What I would expect to see in the MongoDb output is some evidence that the Distinct operation is being translated into a Mongo Distinct collection operation, but I see no evidence to support this. What I see is something like this (for a collection containing 50 documents) - there's no sign of a distinct operation being performed:

query Test_5ipsb2hn.Collection query: { Processing: { $exists: false } } ntoreturn:0 ntoskip:0 nscanned:50 keyUpdates:0 locks(micros) r:419 nreturned:50 reslen:1193 0ms

Can anyone shed any light on whether this is the expected behaviour?


Solution

  • From what I can see by turning profiling on the distinct should be sent to mongo. Below are the 2 traces for distinct queries against a test DB.

    {
            "op" : "command",
            "ns" : "test.$cmd",
            "command" : {
                    "distinct" : "testing",
                    "key" : "Value"
            },
            "ntoreturn" : 1,
            "keyUpdates" : 0,
            "numYield" : 0,
            "lockStats" : {
                    "timeLockedMicros" : {
                            "r" : NumberLong(49),
                            "w" : NumberLong(0)
                    },
                    "timeAcquiringMicros" : {
                            "r" : NumberLong(2),
                            "w" : NumberLong(1)
                    }
            },
            "responseLength" : 209,
            "millis" : 0,
            "ts" : ISODate("2013-06-12T23:53:29.872Z"),
            "client" : "127.0.0.1",
            "allUsers" : [ ],
            "user" : ""
    }
    {
            "op" : "command",
            "ns" : "test.$cmd",
            "command" : {
                    "distinct" : "testing",
                    "key" : "Value",
                    "query" : {
    
                    }
            },
            "ntoreturn" : 1,
            "keyUpdates" : 0,
            "numYield" : 0,
            "lockStats" : {
                    "timeLockedMicros" : {
                            "r" : NumberLong(113),
                            "w" : NumberLong(0)
                    },
                    "timeAcquiringMicros" : {
                            "r" : NumberLong(4),
                            "w" : NumberLong(3)
                    }
            },
            "responseLength" : 209,
            "millis" : 0,
            "ts" : ISODate("2013-06-12T23:53:51.730Z"),
            "client" : "127.0.0.1",
            "allUsers" : [ ],
            "user" : ""
    }
    

    The first query is sent from C# via the linq provider:

    mongoAdapter.Collection<TestClass>().AsQueryable().Select(s => s.Value).Distinct().ToList();
    

    The second is the distinct being executed in the command line.
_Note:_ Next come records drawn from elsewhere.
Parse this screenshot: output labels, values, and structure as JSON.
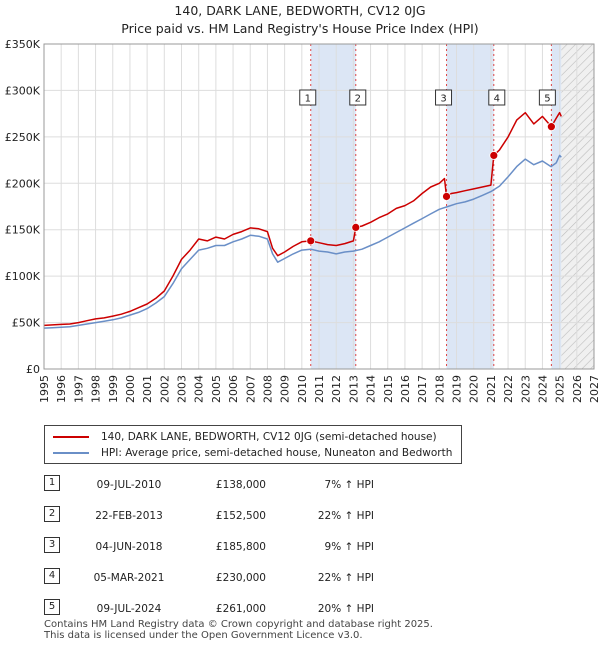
{
  "title_line1": "140, DARK LANE, BEDWORTH, CV12 0JG",
  "title_line2": "Price paid vs. HM Land Registry's House Price Index (HPI)",
  "colors": {
    "red": "#cc0000",
    "blue": "#6a8fc7",
    "highlight": "#dce6f5",
    "grid": "#dddddd"
  },
  "legend": {
    "red_label": "140, DARK LANE, BEDWORTH, CV12 0JG (semi-detached house)",
    "blue_label": "HPI: Average price, semi-detached house, Nuneaton and Bedworth"
  },
  "sales": [
    {
      "num": "1",
      "date": "09-JUL-2010",
      "price": "£138,000",
      "hpi": "7% ↑ HPI"
    },
    {
      "num": "2",
      "date": "22-FEB-2013",
      "price": "£152,500",
      "hpi": "22% ↑ HPI"
    },
    {
      "num": "3",
      "date": "04-JUN-2018",
      "price": "£185,800",
      "hpi": "9% ↑ HPI"
    },
    {
      "num": "4",
      "date": "05-MAR-2021",
      "price": "£230,000",
      "hpi": "22% ↑ HPI"
    },
    {
      "num": "5",
      "date": "09-JUL-2024",
      "price": "£261,000",
      "hpi": "20% ↑ HPI"
    }
  ],
  "footer_line1": "Contains HM Land Registry data © Crown copyright and database right 2025.",
  "footer_line2": "This data is licensed under the Open Government Licence v3.0.",
  "chart_data": {
    "type": "line",
    "title": "140, DARK LANE, BEDWORTH, CV12 0JG",
    "subtitle": "Price paid vs. HM Land Registry's House Price Index (HPI)",
    "xlim": [
      1995,
      2027
    ],
    "ylim": [
      0,
      350000
    ],
    "y_ticks": [
      0,
      50000,
      100000,
      150000,
      200000,
      250000,
      300000,
      350000
    ],
    "y_tick_labels": [
      "£0",
      "£50K",
      "£100K",
      "£150K",
      "£200K",
      "£250K",
      "£300K",
      "£350K"
    ],
    "x_ticks": [
      1995,
      1996,
      1997,
      1998,
      1999,
      2000,
      2001,
      2002,
      2003,
      2004,
      2005,
      2006,
      2007,
      2008,
      2009,
      2010,
      2011,
      2012,
      2013,
      2014,
      2015,
      2016,
      2017,
      2018,
      2019,
      2020,
      2021,
      2022,
      2023,
      2024,
      2025,
      2026,
      2027
    ],
    "grid": true,
    "shaded_spans": [
      [
        2010.52,
        2013.14
      ],
      [
        2018.42,
        2021.17
      ],
      [
        2024.52,
        2025.1
      ]
    ],
    "future_hatch_from": 2025.1,
    "sale_markers": [
      {
        "label": "1",
        "x": 2010.52,
        "y": 138000
      },
      {
        "label": "2",
        "x": 2013.14,
        "y": 152500
      },
      {
        "label": "3",
        "x": 2018.42,
        "y": 185800
      },
      {
        "label": "4",
        "x": 2021.17,
        "y": 230000
      },
      {
        "label": "5",
        "x": 2024.52,
        "y": 261000
      }
    ],
    "series": [
      {
        "name": "140, DARK LANE, BEDWORTH, CV12 0JG (semi-detached house)",
        "color": "#cc0000",
        "x": [
          1995.0,
          1995.5,
          1996.0,
          1996.5,
          1997.0,
          1997.5,
          1998.0,
          1998.5,
          1999.0,
          1999.5,
          2000.0,
          2000.5,
          2001.0,
          2001.5,
          2002.0,
          2002.5,
          2003.0,
          2003.5,
          2004.0,
          2004.5,
          2005.0,
          2005.5,
          2006.0,
          2006.5,
          2007.0,
          2007.5,
          2008.0,
          2008.3,
          2008.6,
          2009.0,
          2009.5,
          2010.0,
          2010.52,
          2011.0,
          2011.5,
          2012.0,
          2012.5,
          2013.0,
          2013.14,
          2013.5,
          2014.0,
          2014.5,
          2015.0,
          2015.5,
          2016.0,
          2016.5,
          2017.0,
          2017.5,
          2018.0,
          2018.3,
          2018.42,
          2018.7,
          2019.0,
          2019.5,
          2020.0,
          2020.5,
          2021.0,
          2021.17,
          2021.5,
          2022.0,
          2022.5,
          2023.0,
          2023.5,
          2024.0,
          2024.52,
          2024.8,
          2025.0,
          2025.1
        ],
        "y": [
          47000,
          47500,
          48000,
          48500,
          50000,
          52000,
          54000,
          55000,
          57000,
          59000,
          62000,
          66000,
          70000,
          76000,
          84000,
          100000,
          118000,
          128000,
          140000,
          138000,
          142000,
          140000,
          145000,
          148000,
          152000,
          151000,
          148000,
          130000,
          122000,
          126000,
          132000,
          137000,
          138000,
          136000,
          134000,
          133000,
          135000,
          138000,
          152500,
          154000,
          158000,
          163000,
          167000,
          173000,
          176000,
          181000,
          189000,
          196000,
          200000,
          205000,
          185800,
          189000,
          190000,
          192000,
          194000,
          196000,
          198000,
          230000,
          236000,
          250000,
          268000,
          276000,
          264000,
          272000,
          261000,
          270000,
          276000,
          272000
        ]
      },
      {
        "name": "HPI: Average price, semi-detached house, Nuneaton and Bedworth",
        "color": "#6a8fc7",
        "x": [
          1995.0,
          1995.5,
          1996.0,
          1996.5,
          1997.0,
          1997.5,
          1998.0,
          1998.5,
          1999.0,
          1999.5,
          2000.0,
          2000.5,
          2001.0,
          2001.5,
          2002.0,
          2002.5,
          2003.0,
          2003.5,
          2004.0,
          2004.5,
          2005.0,
          2005.5,
          2006.0,
          2006.5,
          2007.0,
          2007.5,
          2008.0,
          2008.3,
          2008.6,
          2009.0,
          2009.5,
          2010.0,
          2010.52,
          2011.0,
          2011.5,
          2012.0,
          2012.5,
          2013.0,
          2013.5,
          2014.0,
          2014.5,
          2015.0,
          2015.5,
          2016.0,
          2016.5,
          2017.0,
          2017.5,
          2018.0,
          2018.5,
          2019.0,
          2019.5,
          2020.0,
          2020.5,
          2021.0,
          2021.5,
          2022.0,
          2022.5,
          2023.0,
          2023.5,
          2024.0,
          2024.5,
          2024.8,
          2025.0,
          2025.1
        ],
        "y": [
          44000,
          44500,
          45000,
          45500,
          47000,
          48500,
          50000,
          51500,
          53000,
          55000,
          58000,
          61000,
          65000,
          71000,
          78000,
          92000,
          108000,
          118000,
          128000,
          130000,
          133000,
          133000,
          137000,
          140000,
          144000,
          143000,
          140000,
          124000,
          115000,
          119000,
          124000,
          128000,
          129000,
          127000,
          126000,
          124000,
          126000,
          127000,
          129000,
          133000,
          137000,
          142000,
          147000,
          152000,
          157000,
          162000,
          167000,
          172000,
          175000,
          178000,
          180000,
          183000,
          187000,
          191000,
          197000,
          207000,
          218000,
          226000,
          220000,
          224000,
          218000,
          222000,
          230000,
          228000
        ]
      }
    ]
  }
}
    db.testing.distinct('Value')
    

    Both of the profiling records show the distinct within the command section. The only difference is the second record also shows a query operator, but as this is empty I don't see this effecting the actual distinct query.

    So my short answer is I believe the Linq distinct operation should execute the same query as it would in the shell.

    update

    To pass the linq query through to Mongo you need to make sure the collection is made queryable.

    So if you update you query from

    collection.Find(query).AsQueryable().Select(x =>x.SequencingId) .Distinct();
    

    to

    collection.AsQueryable().Where({you query here}).Select(x =>x.SequencingId) .Distinct();
    

    The problem is because you are executing the Find on the collection, you are actually performing the distinct in memory once the records have been returned to you as an Enumerable and not as part of a mongo query.